Due to common genome sequencing protocols requiring some form of PCR amplification of the genomic segments, GC content can be inversely proportional to the amplification/sequencing efficiency. It can thus create a bias in read counts of two genomic segments being compared for their natural starting copy number. Therefore, determining the number of copies of based on the read counts at specific genomic segments needs to account for this bias. We used a nonparametric lowess regression to model and correct for the relationship between GC content and sequencing depth across the genome.
Circular DNA of most prokaryotes undergoes bidirectional replication beginning at the origin (ori) of replication and ending at the teminus (ter). This feature of prokaryotic replication can lead to pronounced biases in the DNA content in genomic locations depending on their proximity to the ori or ter. Microorganisms during an exponential growth phase have multiple replication "bubbles" start at the ori before the entire genome (ter) is replicated. Therefore depending on the growth phase of the microorganism genome being sequenced, it might be important to correct the bias in coverage associated with the direction of genome replication. We used the ori/ter genomic coordinates of the E. coli ancestor strain of the LTEE-clones sequenced to model the bias using lowess regression and correct the trend.

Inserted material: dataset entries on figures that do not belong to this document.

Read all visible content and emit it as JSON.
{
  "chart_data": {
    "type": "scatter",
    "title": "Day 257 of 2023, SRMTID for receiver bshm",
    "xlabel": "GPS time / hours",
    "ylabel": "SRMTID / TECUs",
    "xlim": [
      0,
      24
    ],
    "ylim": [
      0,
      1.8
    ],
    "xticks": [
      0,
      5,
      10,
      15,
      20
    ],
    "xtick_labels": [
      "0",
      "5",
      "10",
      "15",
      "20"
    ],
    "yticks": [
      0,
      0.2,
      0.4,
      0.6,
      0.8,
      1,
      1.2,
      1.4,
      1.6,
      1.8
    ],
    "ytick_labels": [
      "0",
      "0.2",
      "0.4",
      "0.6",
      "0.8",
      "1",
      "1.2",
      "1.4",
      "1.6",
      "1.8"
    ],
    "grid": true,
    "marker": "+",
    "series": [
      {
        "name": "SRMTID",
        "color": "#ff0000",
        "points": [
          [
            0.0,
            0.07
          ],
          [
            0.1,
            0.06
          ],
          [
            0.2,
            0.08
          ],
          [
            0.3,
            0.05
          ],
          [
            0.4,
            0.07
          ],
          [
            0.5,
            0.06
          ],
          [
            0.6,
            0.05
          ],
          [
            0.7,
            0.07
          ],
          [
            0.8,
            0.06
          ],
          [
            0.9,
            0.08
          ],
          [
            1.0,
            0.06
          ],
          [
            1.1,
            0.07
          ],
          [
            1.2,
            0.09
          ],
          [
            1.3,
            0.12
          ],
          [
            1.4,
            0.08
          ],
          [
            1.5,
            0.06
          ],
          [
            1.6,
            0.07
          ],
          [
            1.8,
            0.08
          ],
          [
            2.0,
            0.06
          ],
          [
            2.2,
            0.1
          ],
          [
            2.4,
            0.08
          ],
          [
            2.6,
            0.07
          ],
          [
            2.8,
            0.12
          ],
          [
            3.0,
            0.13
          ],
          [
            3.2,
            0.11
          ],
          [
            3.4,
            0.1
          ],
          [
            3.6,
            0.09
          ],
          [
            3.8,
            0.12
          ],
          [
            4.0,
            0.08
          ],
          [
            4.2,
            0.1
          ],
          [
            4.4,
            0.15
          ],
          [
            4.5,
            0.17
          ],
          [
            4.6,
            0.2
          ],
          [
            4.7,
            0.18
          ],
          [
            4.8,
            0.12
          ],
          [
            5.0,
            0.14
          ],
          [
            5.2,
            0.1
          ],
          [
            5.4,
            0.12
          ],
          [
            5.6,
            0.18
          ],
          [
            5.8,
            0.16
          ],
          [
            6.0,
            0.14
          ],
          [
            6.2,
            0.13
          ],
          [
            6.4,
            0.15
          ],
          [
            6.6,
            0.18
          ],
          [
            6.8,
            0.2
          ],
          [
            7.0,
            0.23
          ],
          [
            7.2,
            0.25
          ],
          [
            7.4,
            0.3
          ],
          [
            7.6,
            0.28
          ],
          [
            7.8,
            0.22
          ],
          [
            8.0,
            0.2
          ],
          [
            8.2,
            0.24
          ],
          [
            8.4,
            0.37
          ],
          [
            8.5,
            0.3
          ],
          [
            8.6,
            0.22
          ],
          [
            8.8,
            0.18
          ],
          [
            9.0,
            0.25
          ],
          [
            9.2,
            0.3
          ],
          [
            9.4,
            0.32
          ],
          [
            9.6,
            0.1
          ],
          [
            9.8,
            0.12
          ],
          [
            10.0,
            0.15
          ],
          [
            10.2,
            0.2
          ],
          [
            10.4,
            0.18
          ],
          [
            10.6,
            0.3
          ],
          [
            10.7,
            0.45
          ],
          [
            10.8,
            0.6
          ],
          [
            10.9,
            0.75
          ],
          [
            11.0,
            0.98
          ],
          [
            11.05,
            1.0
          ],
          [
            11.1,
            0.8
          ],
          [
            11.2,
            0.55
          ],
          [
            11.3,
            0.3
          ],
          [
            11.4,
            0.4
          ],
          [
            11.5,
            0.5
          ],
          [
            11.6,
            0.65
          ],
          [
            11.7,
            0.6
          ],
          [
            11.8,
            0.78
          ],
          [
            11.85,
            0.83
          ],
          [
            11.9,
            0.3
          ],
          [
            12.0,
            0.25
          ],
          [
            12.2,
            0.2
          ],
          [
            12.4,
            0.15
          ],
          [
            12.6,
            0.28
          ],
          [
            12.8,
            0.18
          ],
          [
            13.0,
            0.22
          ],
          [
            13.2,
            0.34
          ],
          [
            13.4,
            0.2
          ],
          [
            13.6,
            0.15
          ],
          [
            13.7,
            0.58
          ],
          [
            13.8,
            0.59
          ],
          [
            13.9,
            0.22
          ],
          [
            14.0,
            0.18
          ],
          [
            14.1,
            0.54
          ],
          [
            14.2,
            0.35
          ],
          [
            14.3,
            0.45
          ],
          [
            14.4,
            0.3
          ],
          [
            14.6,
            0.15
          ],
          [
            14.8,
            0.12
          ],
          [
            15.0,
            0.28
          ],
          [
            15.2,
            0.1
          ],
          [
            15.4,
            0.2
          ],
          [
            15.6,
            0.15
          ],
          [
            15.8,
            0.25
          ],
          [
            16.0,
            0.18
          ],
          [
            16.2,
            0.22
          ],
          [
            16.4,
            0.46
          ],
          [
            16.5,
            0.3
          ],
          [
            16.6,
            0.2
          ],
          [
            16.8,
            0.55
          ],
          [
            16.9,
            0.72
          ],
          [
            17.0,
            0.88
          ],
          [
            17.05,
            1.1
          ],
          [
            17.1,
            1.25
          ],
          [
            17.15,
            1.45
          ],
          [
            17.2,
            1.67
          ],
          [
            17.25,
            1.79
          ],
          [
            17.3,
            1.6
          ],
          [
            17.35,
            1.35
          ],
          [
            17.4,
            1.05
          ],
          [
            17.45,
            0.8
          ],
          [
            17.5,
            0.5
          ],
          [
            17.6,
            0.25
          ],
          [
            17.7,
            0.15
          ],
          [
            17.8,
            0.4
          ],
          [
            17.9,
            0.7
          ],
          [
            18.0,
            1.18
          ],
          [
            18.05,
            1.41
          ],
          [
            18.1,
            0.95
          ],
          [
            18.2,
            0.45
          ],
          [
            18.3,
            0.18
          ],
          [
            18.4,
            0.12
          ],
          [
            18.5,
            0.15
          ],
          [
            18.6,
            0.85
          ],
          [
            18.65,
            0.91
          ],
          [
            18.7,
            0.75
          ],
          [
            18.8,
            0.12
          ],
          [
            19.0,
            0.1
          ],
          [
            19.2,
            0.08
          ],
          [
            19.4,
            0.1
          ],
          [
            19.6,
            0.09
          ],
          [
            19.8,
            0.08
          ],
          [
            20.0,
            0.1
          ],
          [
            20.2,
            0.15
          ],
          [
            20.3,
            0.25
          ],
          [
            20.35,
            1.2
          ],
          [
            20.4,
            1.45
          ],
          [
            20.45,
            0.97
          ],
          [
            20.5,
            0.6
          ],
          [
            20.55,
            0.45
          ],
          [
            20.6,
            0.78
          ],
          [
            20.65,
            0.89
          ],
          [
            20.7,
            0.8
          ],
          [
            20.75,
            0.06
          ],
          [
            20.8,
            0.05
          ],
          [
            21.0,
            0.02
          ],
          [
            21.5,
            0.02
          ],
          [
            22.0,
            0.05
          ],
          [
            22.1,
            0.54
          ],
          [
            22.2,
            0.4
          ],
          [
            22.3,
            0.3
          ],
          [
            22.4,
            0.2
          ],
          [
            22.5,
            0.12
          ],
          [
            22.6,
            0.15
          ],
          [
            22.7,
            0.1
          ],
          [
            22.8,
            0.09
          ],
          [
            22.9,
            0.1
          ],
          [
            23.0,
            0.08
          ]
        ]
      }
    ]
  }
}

The series of corrected read coverage across windows into the genomic sequences were used as input sequence for a bespoke HMM based algorithm to determine changes in copy number states across the genome. We used the mean and variance of corrected read counts to determine the emission probabilities using gamma parameter of a Poisson distributed coverage profile. Our current algorithm sets an exponentially low transition probability score since the probabilities of frequent changes in genomic copy numbers would be low. Then using the viterbi algorithm we construct an HMM table that records the changes in states across windows in the genome. We output a copy number prediction as an additional column in the input datafile and a plot of the read counts against the predicted copy numbers.